Im CAS konnte sie theoretische Grundlagen mit ihren Erfahrungen aus der Praxis verbinden. Unterrichtstage, Selbststudium, die Begleitung durch die Dozierenden und der Austausch mit anderen Teilnehmenden halfen ihr dabei, sich Schritt für Schritt auf den Einstieg in die Schweizer Volksschule vorzubereiten.
"Plötzlich wurde ich wieder als Lehrperson wahrgenommen"
Besonders in Erinnerung geblieben ist Leutwiler der Beginn des CAS. Sie sei mit viel Vorfreude, gleichzeitig aber auch mit Unsicherheit gestartet. Vieles sei neu und zunächst fremd gewesen.
Ein Moment habe deshalb besondere Wirkung entfaltet: Als die Teilnehmenden von der Lehrgangsleitung und den Dozierenden von Beginn weg als erfahrene Lehrpersonen angesprochen wurden.
Für Leutwiler war das mehr als eine Formulierung. Nach mehreren Jahren, in denen sie nicht mehr in ihrem ursprünglichen Beruf gearbeitet hatte, gewann sie dadurch zunehmend Vertrauen in die eigenen Fähigkeiten zurück.
"Die Sicherheit und das Selbstvertrauen kehrten Schritt für Schritt zurück", beschreibt sie diese Entwicklung. Oder, wie sie es selbst bildlich ausdrückt: Es habe sich angefühlt, als würde eine verwelkte Blume wieder Wasser erhalten und neu aufblühen.
Am Ende des CAS stand deshalb nicht nur neues Wissen über das Schweizer Schulsystem und den Lehrplan 21. Leutwiler hatte auch ihre berufliche Identität wiedergefunden: "Ich bin Lehrperson. Ich kann das."
Vom CAS in den Schulalltag
Inzwischen ist aus dem lange gehegten Wunsch Realität geworden. Seit August 2026 arbeitet Nataniela Leutwiler an derselben Schule, an der sie zuvor als Klassenhilfe tätig war, als Lehrperson einer 1./2. Klasse. Daneben bleibt sie weiterhin in der Tagesschule tätig.

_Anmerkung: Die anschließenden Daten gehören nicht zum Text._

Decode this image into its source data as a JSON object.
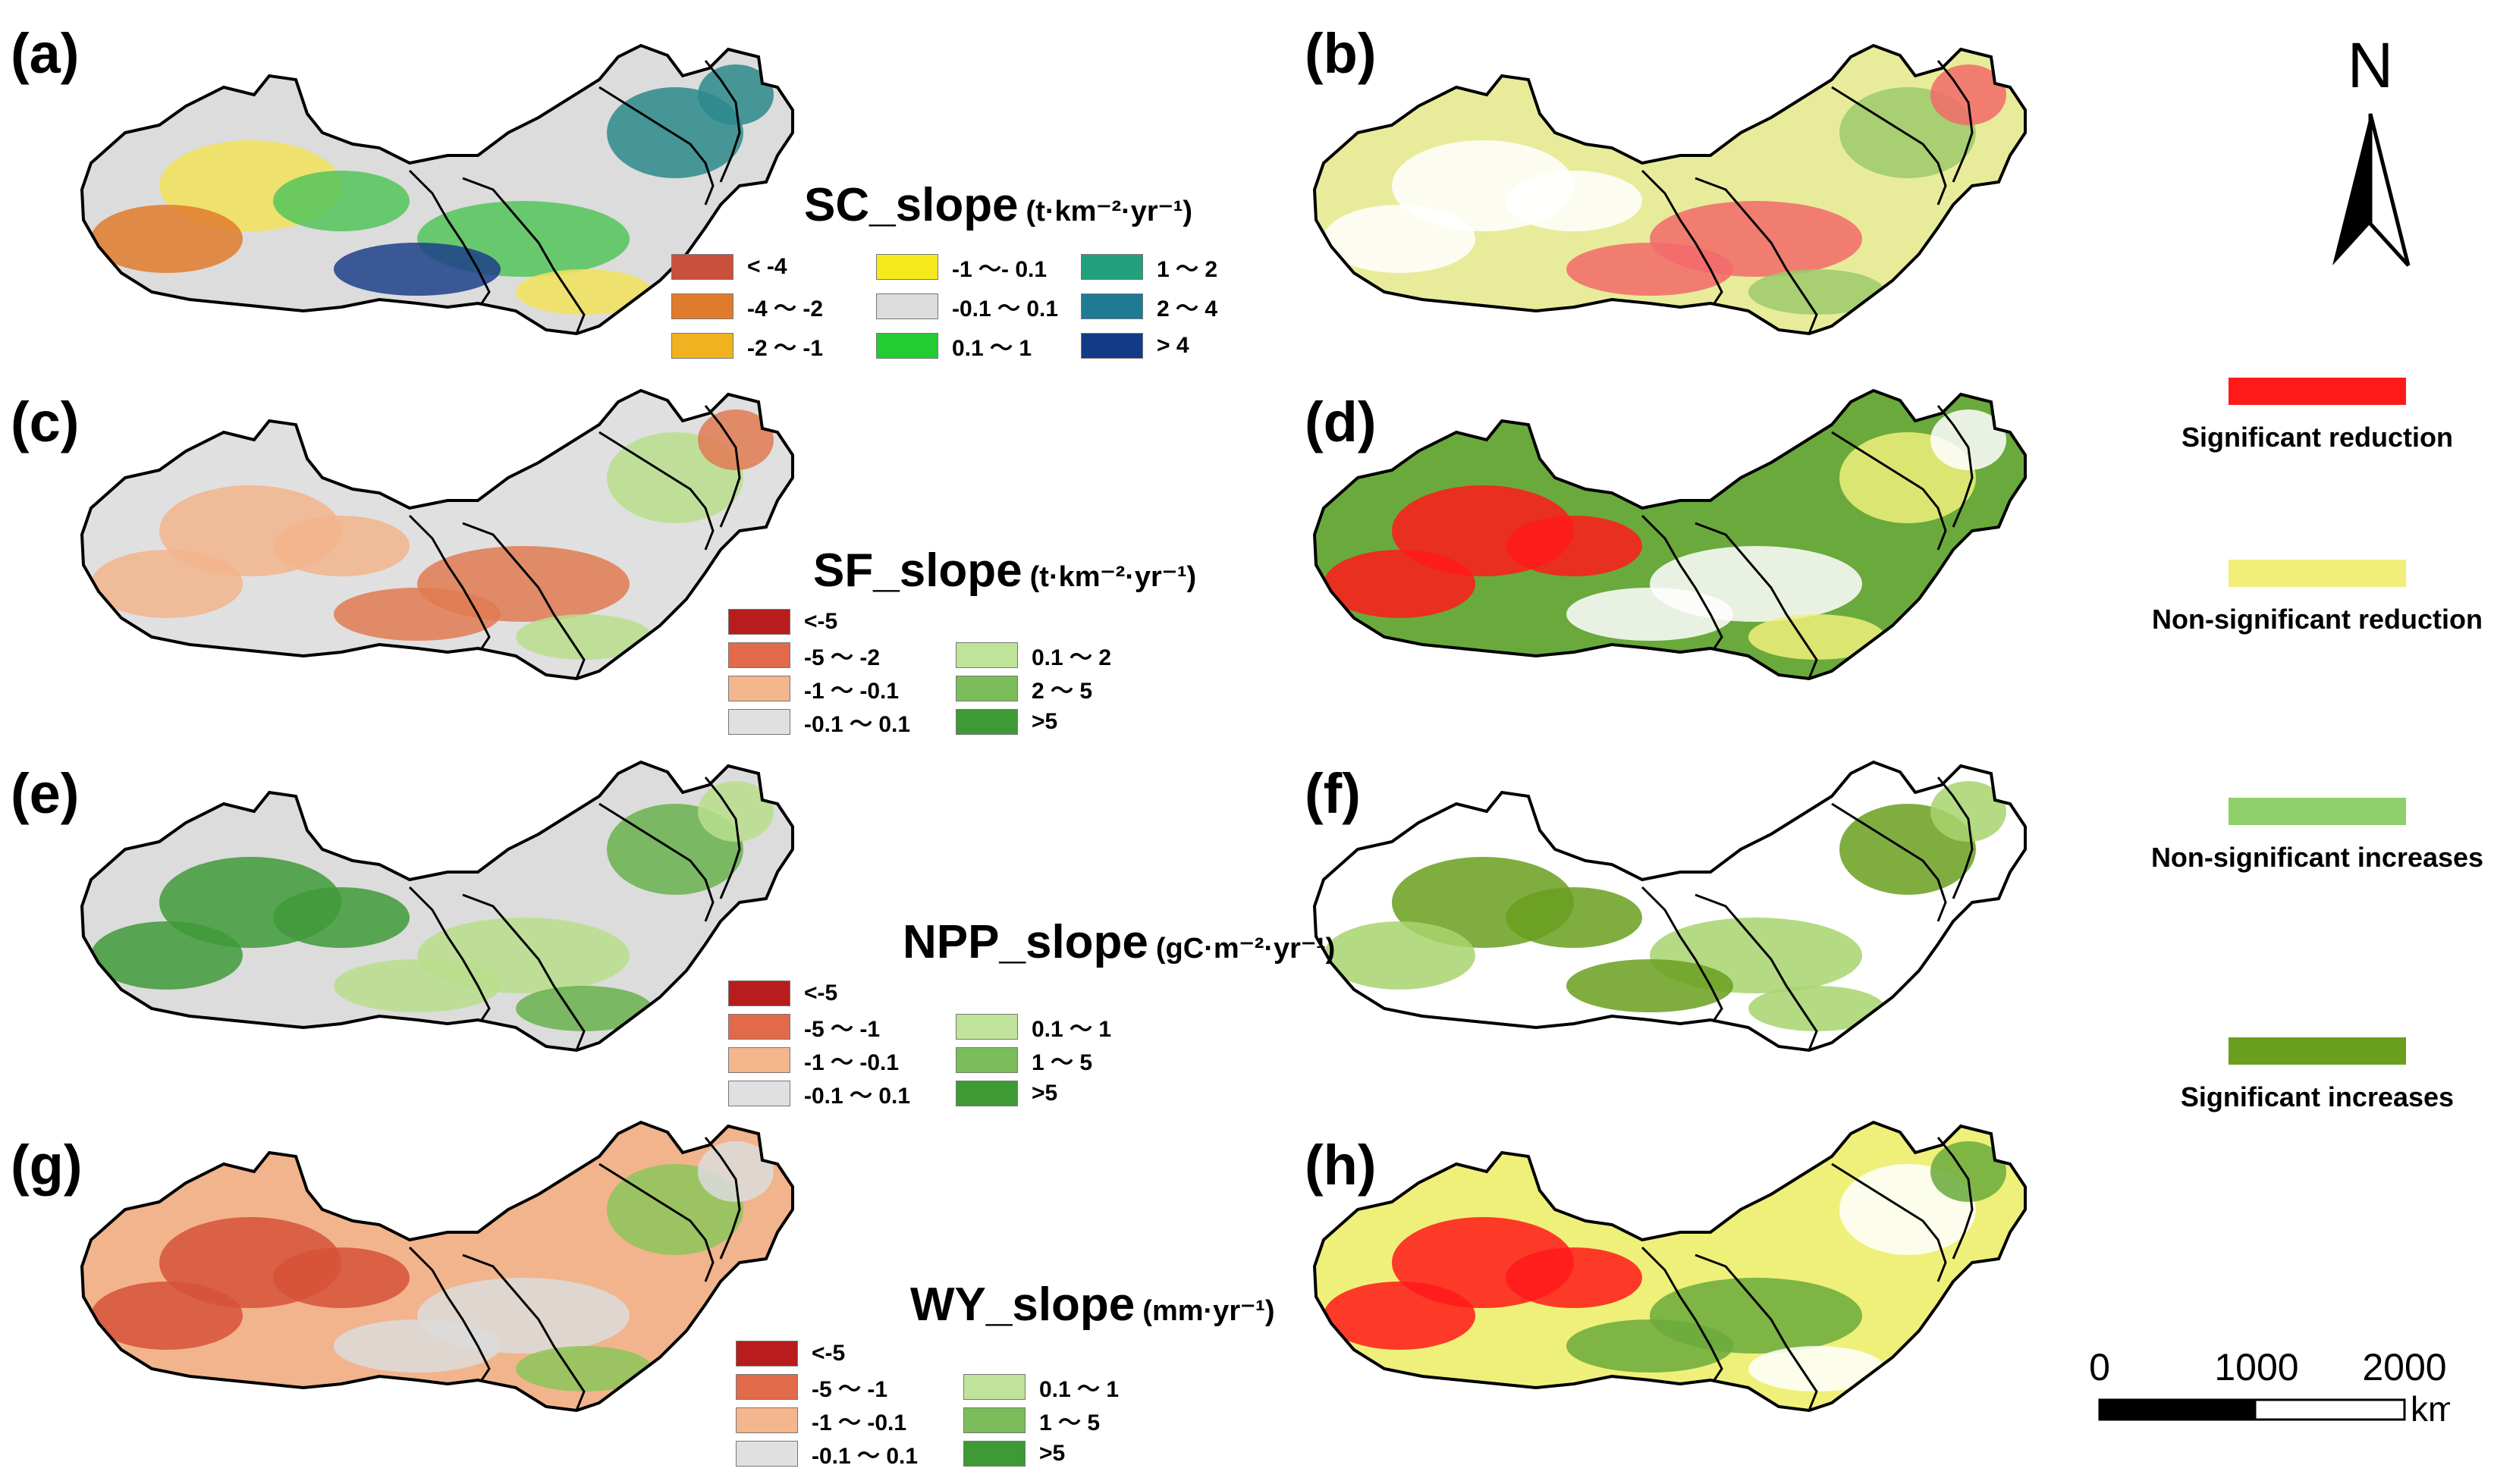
{
  "panels": {
    "a": {
      "label": "(a)",
      "fill": "#dcdcdc",
      "patches": [
        "#f2e25a",
        "#54c45a",
        "#2b8a8c",
        "#e07b2d",
        "#1d3f8a"
      ]
    },
    "b": {
      "label": "(b)",
      "fill": "#e8ec9a",
      "patches": [
        "#ffffff",
        "#f26a6a",
        "#9cca6a"
      ]
    },
    "c": {
      "label": "(c)",
      "fill": "#e0e0e0",
      "patches": [
        "#f2b48c",
        "#e07a52",
        "#b9de8c"
      ]
    },
    "d": {
      "label": "(d)",
      "fill": "#6aaa3c",
      "patches": [
        "#ff1a1a",
        "#ffffff",
        "#eef07a"
      ]
    },
    "e": {
      "label": "(e)",
      "fill": "#dcdcdc",
      "patches": [
        "#3f9a3a",
        "#b9de8c",
        "#68b24e"
      ]
    },
    "f": {
      "label": "(f)",
      "fill": "#ffffff",
      "patches": [
        "#6a9f1e",
        "#a8d46e"
      ]
    },
    "g": {
      "label": "(g)",
      "fill": "#f2b48c",
      "patches": [
        "#d6523a",
        "#dcdcdc",
        "#8dc65a"
      ]
    },
    "h": {
      "label": "(h)",
      "fill": "#eef07a",
      "patches": [
        "#ff1a1a",
        "#6aaa3c",
        "#ffffff"
      ]
    }
  },
  "legends": {
    "sc": {
      "title": "SC_slope",
      "unit": "(t·km⁻²·yr⁻¹)",
      "items": [
        {
          "label": "< -4",
          "color": "#c9503c"
        },
        {
          "label": "-4 ～ -2",
          "color": "#e07b2d"
        },
        {
          "label": "-2 ～ -1",
          "color": "#f0b21e"
        },
        {
          "label": "-1 ～- 0.1",
          "color": "#f7ea1c"
        },
        {
          "label": "-0.1 ～ 0.1",
          "color": "#dcdcdc"
        },
        {
          "label": "0.1 ～ 1",
          "color": "#22cc33"
        },
        {
          "label": "1 ～ 2",
          "color": "#22a07c"
        },
        {
          "label": "2 ～ 4",
          "color": "#1f7a94"
        },
        {
          "label": "> 4",
          "color": "#123a86"
        }
      ]
    },
    "sf": {
      "title": "SF_slope",
      "unit": "(t·km⁻²·yr⁻¹)",
      "items": [
        {
          "label": "<-5",
          "color": "#b81c1c"
        },
        {
          "label": "-5 ～ -2",
          "color": "#e06a4a"
        },
        {
          "label": "-1 ～ -0.1",
          "color": "#f4b68c"
        },
        {
          "label": "-0.1 ～ 0.1",
          "color": "#e0e0e0"
        },
        {
          "label": "0.1 ～ 2",
          "color": "#bfe39a"
        },
        {
          "label": "2 ～ 5",
          "color": "#7bbd5a"
        },
        {
          "label": ">5",
          "color": "#3d9a34"
        }
      ]
    },
    "npp": {
      "title": "NPP_slope",
      "unit": "(gC·m⁻²·yr⁻¹)",
      "items": [
        {
          "label": "<-5",
          "color": "#b81c1c"
        },
        {
          "label": "-5 ～ -1",
          "color": "#e06a4a"
        },
        {
          "label": "-1 ～ -0.1",
          "color": "#f4b68c"
        },
        {
          "label": "-0.1 ～ 0.1",
          "color": "#e0e0e0"
        },
        {
          "label": "0.1 ～ 1",
          "color": "#bfe39a"
        },
        {
          "label": "1 ～ 5",
          "color": "#7bbd5a"
        },
        {
          "label": ">5",
          "color": "#3d9a34"
        }
      ]
    },
    "wy": {
      "title": "WY_slope",
      "unit": "(mm·yr⁻¹)",
      "items": [
        {
          "label": "<-5",
          "color": "#b81c1c"
        },
        {
          "label": "-5 ～ -1",
          "color": "#e06a4a"
        },
        {
          "label": "-1 ～ -0.1",
          "color": "#f4b68c"
        },
        {
          "label": "-0.1 ～ 0.1",
          "color": "#e0e0e0"
        },
        {
          "label": "0.1 ～ 1",
          "color": "#bfe39a"
        },
        {
          "label": "1 ～ 5",
          "color": "#7bbd5a"
        },
        {
          "label": ">5",
          "color": "#3d9a34"
        }
      ]
    }
  },
  "significance": [
    {
      "label": "Significant reduction",
      "color": "#ff1a1a"
    },
    {
      "label": "Non-significant reduction",
      "color": "#f2ee7a"
    },
    {
      "label": "Non-significant increases",
      "color": "#8fd06a"
    },
    {
      "label": "Significant increases",
      "color": "#6a9f1e"
    }
  ],
  "north_arrow": {
    "label": "N",
    "icon": "north-arrow-icon"
  },
  "scale_bar": {
    "ticks": [
      "0",
      "1000",
      "2000"
    ],
    "unit": "km"
  }
}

"Die ersten drei Wochen waren für mich etwas ganz Besonderes. Ich bin mit einer Mischung aus Vorfreude, vielen Emotionen und auch etwas Unsicherheit in das neue Schuljahr gestartet. Ich durfte bereits unglaublich viel lernen und bin sehr dankbar, dass ich an einer so tollen Schule als Lehrperson arbeiten und Teil eines wunderbaren Teams sein darf. Meine Kolleginnen und Kollegen haben mich sehr herzlich aufgenommen und sind wahnsinnig hilfsbereit und unterstützend."
Für Leutwiler schliesst sich damit ein Kreis. Sie kann wieder in dem Beruf arbeiten, für den sie ursprünglich ausgebildet wurde – nun mit einem vertieften Verständnis des Schweizer Schulsystems und mit neuer Sicherheit in ihrer Rolle.
Die nächste Durchführung des CAS Unterrichten mit ausländischem Lehrdiplom mit Start im November 2026 ist bereits ausgebucht. Für die Durchführung November 2027 gibt es eine Interessiertenliste.